As Robert Sheffiled wrote, it’s “hard to remember a world where we didn’t have Gaga.” Her arrival has become such a hardpoint in the culture of the 21st century, a true before and after moment, and the bastion of recession pop. She carried the evolution of the artist in the digital age away from clicking on a MySpace page to memeing her latest runway outfit and referencing her music videos in comment sections. In my mind, she has always been destined to go down as one of the greats. But, to truly place her next to the loftiest of her predecessors – the Kylies, Jacksons and Madonnas – has required her to maintain the innovation she broke through with, and to build the discography to match theirs.

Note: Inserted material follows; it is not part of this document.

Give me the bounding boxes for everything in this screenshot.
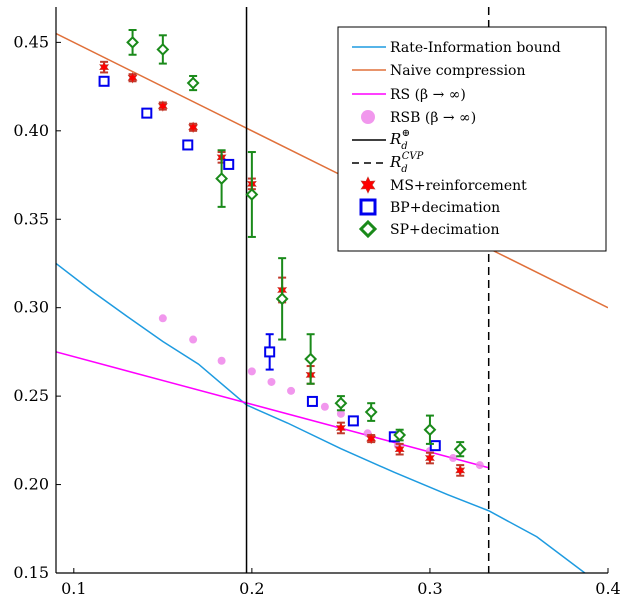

That wait is over. It ended at 1am PST on the 19th April 2025, when she closed her Coachella week 2 headliner and proved that we hadn’t all been imagining the one from the week before. It’s one thing to still be pulling crowds 20 years into the business, but to be wowing on the scale that she is, somehow reaching highs never seen before, yet still winking that “you haven’t seen anything yet”, is final proof that she is one of the greatest to ever do it.
There’s a lot of familiarity between Mayhem and Madonna’s Confessions On A Dance Floor, both records drawing from their creators roots, the sounds that made them a hit in the first place, and coming attached with culture-defining tours. What we might be about to witness with The Mayhem Ball might leave the world we know now unrecognisable.
“She’s not here to save the world. She points steadfast towards the apocalypse, and tells you to dance.”
Then again, we’re living in times where previous weeks regularly seem unrecognisable by the Wednesday after. Gaga is making music made for this age. She’s explicit in her intentions – this album isn’t here to recreate past success, it’s here to renew old vows, and remind us of the power of Mother Monster’s liberation-through-massive-gay-beats manifesto. It’s a soundtrack for personal chaos, and the drawl of surviving in the world we find ourselves in. She’s not here to save the world. She points steadfast towards the apocalypse, and tells you to dance.
We’re past the point of comfort, or pretending that things aren’t as serious as they are. We need something gayer than ever before to cling on to in the fight against the fascists. Mayhem is a songbook of desire, loss and chaos. An expression of her near-fundamentalist desire to find happiness in performance, matched with the turmoil of stardom and what it has taken her to reach this point. A story that translates onto where the world is right now, as we come to terms with just how much is changing, and how hard the future is going to be. Its musicality collages both territories well-worn and those unexplored, all dressed to serve c**t on the dancefloor, or to be sung in front of your bedroom mirror. It is at once everything that we love Gaga for and everything that she has become. A pop symphony that only one of the greatest of all time could pull off, and it’s just in time. We’ve never needed her more.